With his arms around a group of fellow string players, 17-year-old cellist Juan Carlos Guzman Mones explained, “The most important part is that we did all this with our friends. The journey. Just the hard work that we all put in. These people aren’t just peers, they are friends that we care about. This experience brought us all together. I love these people. I can honestly say I love them all. They’re my family. They’re my YOLA family. I cried so many times.”

Juan Carlos wasn’t the only one with tears in his eyes. As 14-year-old Maggy Hernandez eloquently explained the importance of YOLA to a reporter, her mom observed her with pride. “The best part of YOLA is that you get a lot of amazing experiences and you get to grow as a musician,” Maggy explained. “But you also grow as a human being. You get to know what’s around you. I think playing an instrument really brings that out in you because it makes you more curious about the world.” 

Her mom teared up. “I cried when I saw her on TV. I’m still crying! It’s a lot of emotions.”

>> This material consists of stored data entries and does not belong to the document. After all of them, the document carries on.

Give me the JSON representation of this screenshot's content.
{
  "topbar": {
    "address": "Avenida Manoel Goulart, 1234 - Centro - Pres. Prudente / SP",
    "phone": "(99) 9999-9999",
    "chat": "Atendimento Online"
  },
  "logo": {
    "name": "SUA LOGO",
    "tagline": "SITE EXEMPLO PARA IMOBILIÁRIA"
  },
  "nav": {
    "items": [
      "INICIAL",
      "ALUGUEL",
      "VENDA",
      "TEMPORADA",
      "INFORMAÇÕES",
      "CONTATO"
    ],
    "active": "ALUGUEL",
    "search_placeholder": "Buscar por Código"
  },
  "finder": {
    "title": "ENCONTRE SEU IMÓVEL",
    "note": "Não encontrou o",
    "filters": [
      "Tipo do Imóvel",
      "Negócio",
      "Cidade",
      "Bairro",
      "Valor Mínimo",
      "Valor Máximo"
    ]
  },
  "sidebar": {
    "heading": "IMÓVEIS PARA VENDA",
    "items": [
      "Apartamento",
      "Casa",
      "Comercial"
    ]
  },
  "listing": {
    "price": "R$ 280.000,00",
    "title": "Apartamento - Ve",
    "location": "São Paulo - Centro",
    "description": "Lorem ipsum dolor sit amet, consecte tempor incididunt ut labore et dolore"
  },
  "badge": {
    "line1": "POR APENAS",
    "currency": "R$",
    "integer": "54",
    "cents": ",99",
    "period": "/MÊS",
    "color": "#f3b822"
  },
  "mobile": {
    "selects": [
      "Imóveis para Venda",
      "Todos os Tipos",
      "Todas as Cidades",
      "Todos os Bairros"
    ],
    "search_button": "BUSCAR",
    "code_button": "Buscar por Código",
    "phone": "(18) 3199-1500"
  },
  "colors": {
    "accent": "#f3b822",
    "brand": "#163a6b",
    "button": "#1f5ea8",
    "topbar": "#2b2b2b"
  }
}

“As long as we get to keep playing with YOLA and we always stay friends,” Juan Carlos said, “I’m happy. But I mean, if Beyoncé wants us on tour, well …”

As he trailed off, his fellow YOLA friends burst into laughter and the red-and-blue-clad group embraced in a big hug. Again.

The Broncos may have taken home the trophy Sunday, but this musical team, supported by a proud coach, loving families and supportive teammates, is riding a winning high.